Assign the distributions to the `random_grid` variable.  

In [None]:
# random_grid = ...

# YOUR CODE HERE
raise NotImplementedError()

In [None]:
assert "C" in random_grid, 'Make sure you have the requested parameters as keys.'
assert "penalty" in random_grid, 'Make sure you have the requested parameters as keys.'
assert isinstance(random_grid["C"], scipy.stats._distn_infrastructure.rv_frozen), 'The values for the C parameter are not correct.'
np.testing.assert_almost_equal(random_grid['C'].median(), 5.05, decimal=2,
                              err_msg='The values for the C parameter are not correct.')
np.testing.assert_almost_equal(random_grid['C'].entropy(), 2.2925347571405443, decimal=3,
                              err_msg='The values for the C parameter are not correct.')
np.testing.assert_almost_equal(random_grid["C"].stats(moments='mvsk')[1], 8.1675, decimal=3,
                              err_msg='The values for the C parameter are not correct.')
np.testing.assert_almost_equal(random_grid["C"].stats(moments='mvsk')[2], 0.0, decimal=3,
                              err_msg='The values for the C parameter are not correct.')
np.testing.assert_almost_equal(random_grid["C"].stats(moments='mvsk')[3], -1.2, decimal=3,
                              err_msg='The values for the C parameter are not correct.')
assert all(num in grid["penalty"] for num in ['l1', 'l2', 'elasticnet']), 'The values for penalty parameter are not correct.'

### Exercise 2.2 - Setup the random search
Create a random search with a logistic regression classifier and the hyperparameter space defined in 2.1. Use the `saga` solver and an l1_ratio of 0.1 in the logistic regression and keep the rest of the settings at default values.
* Set the random_state to 42
* Set the number of iterations to 15
* Set the scoring to AUROC

Assign the defined random search to the `random_search` variable.

In [None]:
# random_search = ...

# YOUR CODE HERE
raise NotImplementedError()

In [None]:
assert isinstance(random_search, RandomizedSearchCV), 'Are you using RandomizedSearchCV?'
assert isinstance(random_search.estimator, LogisticRegression), 'Make sure you are using the right model.'
assert hashlib.sha256(json.dumps(random_search.estimator.get_params()).encode()).hexdigest() == \
'5e0da474d543cfcbf692c33a2fca03e9f4f6df7e7201f5f6543620f23752cb66', 'The parameters of the model are not correct.'
assert random_search.random_state==42, 'Check the random_state value.'
assert random_search.n_iter==15, 'Check the number of iterations.'
assert 'C' in random_search.get_params()['param_distributions'].keys(), 'The search distributions of the random search are not correct.'
assert 'penalty' in random_search.get_params()['param_distributions'].keys(), 'The search distributions of the random search are not correct.'

### Exercise 2.3 - Find the best model
Use the random search defined in 2.2 and the train data to find the best hyperparameters. Assign the best model to the `rs_best_model` variable.

In [None]:
# rs_best_model = ...

# YOUR CODE HERE
raise NotImplementedError()

In [None]:
assert isinstance(rs_best_model, LogisticRegression) , 'Make sure you are using the right model.'
assert  hashlib.sha256(json.dumps(str(rs_best_model.get_params())).encode()).hexdigest() ==\
'3a01c21a24a2afab00d03502531f698015f63138576764716f6b4da3e648fdee', 'Your parameters are not correct'
np.testing.assert_almost_equal(random_search.best_score_, 0.913, 3, err_msg = 'The roc-auc-score is not correct.')

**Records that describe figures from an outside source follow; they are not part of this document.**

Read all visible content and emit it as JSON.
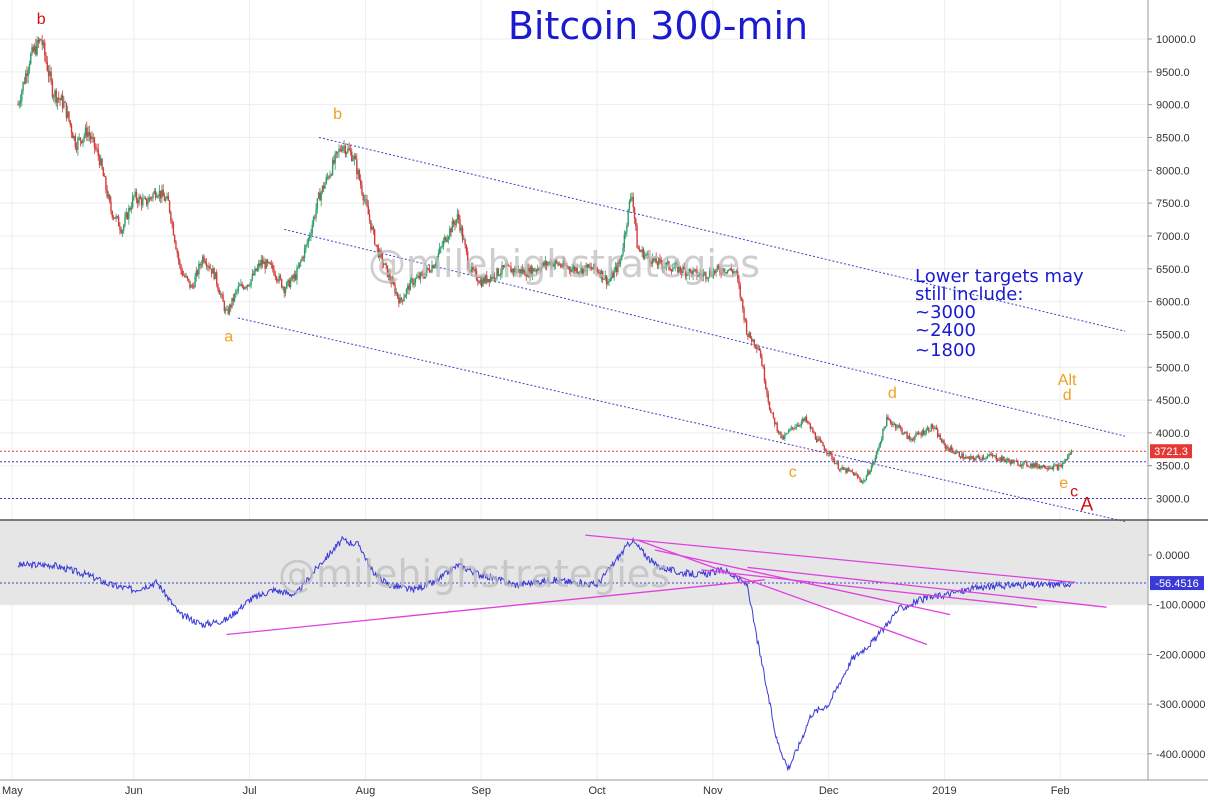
{
  "colors": {
    "title": "#1a1ad0",
    "note": "#1a1ad0",
    "wave_orange": "#f0a020",
    "wave_red": "#d01010",
    "candle_up": "#2e9e6a",
    "candle_down": "#d23c3c",
    "channel": "#4040c8",
    "trendline": "#e040e0",
    "indicator": "#3a3ad8",
    "price_tag": "#e53935",
    "indicator_tag": "#3a3ad8"
  },
  "watermark": "@milehighstrategies",
  "chart_data": [
    {
      "type": "candlestick",
      "title": "Bitcoin 300-min",
      "x_tick_labels": [
        "May",
        "Jun",
        "Jul",
        "Aug",
        "Sep",
        "Oct",
        "Nov",
        "Dec",
        "2019",
        "Feb"
      ],
      "y_tick_labels": [
        "10000.0",
        "9500.0",
        "9000.0",
        "8500.0",
        "8000.0",
        "7500.0",
        "7000.0",
        "6500.0",
        "6000.0",
        "5500.0",
        "5000.0",
        "4500.0",
        "4000.0",
        "3500.0",
        "3000.0"
      ],
      "y_range": [
        2650,
        10500
      ],
      "last_price": 3721.3,
      "last_price_label": "3721.3",
      "horizontal_lines": [
        3721.3,
        3560,
        3000
      ],
      "price_path": [
        [
          0,
          9000
        ],
        [
          0.1,
          9700
        ],
        [
          0.2,
          10000
        ],
        [
          0.3,
          9200
        ],
        [
          0.4,
          9000
        ],
        [
          0.5,
          8400
        ],
        [
          0.6,
          8600
        ],
        [
          0.7,
          8200
        ],
        [
          0.8,
          7400
        ],
        [
          0.9,
          7100
        ],
        [
          1.0,
          7600
        ],
        [
          1.1,
          7500
        ],
        [
          1.2,
          7700
        ],
        [
          1.3,
          7500
        ],
        [
          1.4,
          6500
        ],
        [
          1.5,
          6200
        ],
        [
          1.6,
          6700
        ],
        [
          1.7,
          6400
        ],
        [
          1.8,
          5800
        ],
        [
          1.9,
          6200
        ],
        [
          2.0,
          6300
        ],
        [
          2.1,
          6600
        ],
        [
          2.2,
          6500
        ],
        [
          2.3,
          6200
        ],
        [
          2.4,
          6400
        ],
        [
          2.5,
          6900
        ],
        [
          2.6,
          7600
        ],
        [
          2.7,
          8000
        ],
        [
          2.8,
          8400
        ],
        [
          2.9,
          8200
        ],
        [
          3.0,
          7500
        ],
        [
          3.1,
          6800
        ],
        [
          3.2,
          6400
        ],
        [
          3.3,
          6000
        ],
        [
          3.4,
          6300
        ],
        [
          3.5,
          6400
        ],
        [
          3.6,
          6600
        ],
        [
          3.7,
          7000
        ],
        [
          3.8,
          7300
        ],
        [
          3.9,
          6500
        ],
        [
          4.0,
          6300
        ],
        [
          4.2,
          6500
        ],
        [
          4.4,
          6450
        ],
        [
          4.6,
          6600
        ],
        [
          4.8,
          6500
        ],
        [
          5.0,
          6500
        ],
        [
          5.1,
          6300
        ],
        [
          5.2,
          6600
        ],
        [
          5.3,
          7700
        ],
        [
          5.35,
          6800
        ],
        [
          5.5,
          6600
        ],
        [
          5.7,
          6500
        ],
        [
          5.9,
          6400
        ],
        [
          6.1,
          6500
        ],
        [
          6.2,
          6450
        ],
        [
          6.3,
          5500
        ],
        [
          6.4,
          5300
        ],
        [
          6.5,
          4300
        ],
        [
          6.6,
          3900
        ],
        [
          6.7,
          4100
        ],
        [
          6.8,
          4200
        ],
        [
          6.9,
          3900
        ],
        [
          7.0,
          3700
        ],
        [
          7.1,
          3450
        ],
        [
          7.2,
          3400
        ],
        [
          7.3,
          3250
        ],
        [
          7.4,
          3600
        ],
        [
          7.5,
          4200
        ],
        [
          7.6,
          4100
        ],
        [
          7.7,
          3900
        ],
        [
          7.8,
          4000
        ],
        [
          7.9,
          4100
        ],
        [
          8.0,
          3800
        ],
        [
          8.2,
          3600
        ],
        [
          8.4,
          3650
        ],
        [
          8.6,
          3550
        ],
        [
          8.8,
          3500
        ],
        [
          9.0,
          3480
        ],
        [
          9.1,
          3721
        ]
      ],
      "channel_lines": [
        {
          "from": [
            2.6,
            8500
          ],
          "to": [
            9.56,
            5550
          ]
        },
        {
          "from": [
            2.3,
            7100
          ],
          "to": [
            9.56,
            3950
          ]
        },
        {
          "from": [
            1.9,
            5750
          ],
          "to": [
            9.56,
            2650
          ]
        }
      ],
      "annotations": [
        {
          "text": "b",
          "x": 0.2,
          "price": 10230,
          "color": "red"
        },
        {
          "text": "b",
          "x": 2.76,
          "price": 8780,
          "color": "orange"
        },
        {
          "text": "a",
          "x": 1.82,
          "price": 5390,
          "color": "orange"
        },
        {
          "text": "c",
          "x": 6.69,
          "price": 3330,
          "color": "orange"
        },
        {
          "text": "d",
          "x": 7.55,
          "price": 4530,
          "color": "orange"
        },
        {
          "text": "Alt",
          "x": 9.06,
          "price": 4730,
          "color": "orange"
        },
        {
          "text": "d",
          "x": 9.06,
          "price": 4500,
          "color": "orange"
        },
        {
          "text": "e",
          "x": 9.03,
          "price": 3160,
          "color": "orange"
        },
        {
          "text": "c",
          "x": 9.12,
          "price": 3030,
          "color": "red"
        },
        {
          "text": "A",
          "x": 9.23,
          "price": 2820,
          "color": "red"
        }
      ],
      "note_lines": [
        "Lower targets may",
        "still include:",
        "~3000",
        "~2400",
        "~1800"
      ]
    },
    {
      "type": "line",
      "title": "",
      "y_tick_labels": [
        "0.0000",
        "-100.0000",
        "-200.0000",
        "-300.0000",
        "-400.0000"
      ],
      "y_range": [
        -450,
        50
      ],
      "band": [
        0,
        -100
      ],
      "last_value": -56.4516,
      "last_value_label": "-56.4516",
      "values": [
        [
          0,
          -20
        ],
        [
          0.3,
          -20
        ],
        [
          0.6,
          -40
        ],
        [
          0.8,
          -60
        ],
        [
          1.0,
          -70
        ],
        [
          1.2,
          -55
        ],
        [
          1.4,
          -120
        ],
        [
          1.6,
          -140
        ],
        [
          1.8,
          -130
        ],
        [
          2.0,
          -90
        ],
        [
          2.2,
          -70
        ],
        [
          2.4,
          -80
        ],
        [
          2.6,
          -20
        ],
        [
          2.8,
          30
        ],
        [
          2.95,
          20
        ],
        [
          3.05,
          -30
        ],
        [
          3.2,
          -60
        ],
        [
          3.4,
          -70
        ],
        [
          3.6,
          -55
        ],
        [
          3.8,
          -20
        ],
        [
          4.0,
          -40
        ],
        [
          4.3,
          -60
        ],
        [
          4.6,
          -50
        ],
        [
          5.0,
          -60
        ],
        [
          5.3,
          30
        ],
        [
          5.5,
          -20
        ],
        [
          5.7,
          -35
        ],
        [
          5.9,
          -40
        ],
        [
          6.1,
          -30
        ],
        [
          6.3,
          -60
        ],
        [
          6.35,
          -130
        ],
        [
          6.45,
          -250
        ],
        [
          6.55,
          -370
        ],
        [
          6.65,
          -430
        ],
        [
          6.75,
          -380
        ],
        [
          6.85,
          -320
        ],
        [
          7.0,
          -300
        ],
        [
          7.2,
          -210
        ],
        [
          7.4,
          -170
        ],
        [
          7.6,
          -110
        ],
        [
          7.8,
          -90
        ],
        [
          8.0,
          -80
        ],
        [
          8.3,
          -65
        ],
        [
          8.6,
          -60
        ],
        [
          8.9,
          -60
        ],
        [
          9.1,
          -56.45
        ]
      ],
      "trendlines": [
        {
          "from": [
            1.8,
            -160
          ],
          "to": [
            6.45,
            -50
          ]
        },
        {
          "from": [
            4.9,
            40
          ],
          "to": [
            9.13,
            -55
          ]
        },
        {
          "from": [
            5.35,
            30
          ],
          "to": [
            7.85,
            -180
          ]
        },
        {
          "from": [
            5.5,
            10
          ],
          "to": [
            8.05,
            -120
          ]
        },
        {
          "from": [
            5.9,
            -30
          ],
          "to": [
            8.8,
            -105
          ]
        },
        {
          "from": [
            6.3,
            -25
          ],
          "to": [
            9.4,
            -105
          ]
        }
      ]
    }
  ]
}
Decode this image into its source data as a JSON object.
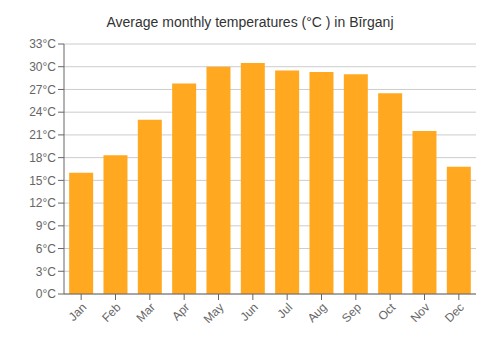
{
  "chart_data": {
    "type": "bar",
    "title": "Average monthly temperatures (°C ) in Bīrganj",
    "categories": [
      "Jan",
      "Feb",
      "Mar",
      "Apr",
      "May",
      "Jun",
      "Jul",
      "Aug",
      "Sep",
      "Oct",
      "Nov",
      "Dec"
    ],
    "values": [
      16.0,
      18.3,
      23.0,
      27.8,
      30.0,
      30.5,
      29.5,
      29.3,
      29.0,
      26.5,
      21.5,
      16.8
    ],
    "color": "#FFA820",
    "ylim": [
      0,
      33
    ],
    "yticks": [
      {
        "value": 0,
        "label": "0°C"
      },
      {
        "value": 3,
        "label": "3°C"
      },
      {
        "value": 6,
        "label": "6°C"
      },
      {
        "value": 9,
        "label": "9°C"
      },
      {
        "value": 12,
        "label": "12°C"
      },
      {
        "value": 15,
        "label": "15°C"
      },
      {
        "value": 18,
        "label": "18°C"
      },
      {
        "value": 21,
        "label": "21°C"
      },
      {
        "value": 24,
        "label": "24°C"
      },
      {
        "value": 27,
        "label": "27°C"
      },
      {
        "value": 30,
        "label": "30°C"
      },
      {
        "value": 33,
        "label": "33°C"
      }
    ],
    "grid": true
  }
}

### Exercise 2.4 - Best hyparameters
Get the hyparameters of the best model found by the random search and assign them to the variable `rs_best_params`.

In [None]:
# rs_best_params = ...

# YOUR CODE HERE
raise NotImplementedError()

In [None]:
assert hashlib.sha256(json.dumps(rs_best_params['penalty']).encode()).hexdigest() == \
'e523f9d32d200d4c898117c977ff5109e2a298ef92341cd3f9d2c18ac99d493a', 'The penalty hyperparameter is not correct.'
np.testing.assert_almost_equal(rs_best_params['C'], 0.305, 3, err_msg = 'The C hyperparameter is not correct.')
print("The AUROC score of the best logistic regression classifier found by the random search is ", 
      roc_auc_score(random_search.predict(X_test), y_test))

Looks like we have a winner: the model resulting from the grid search performed the best!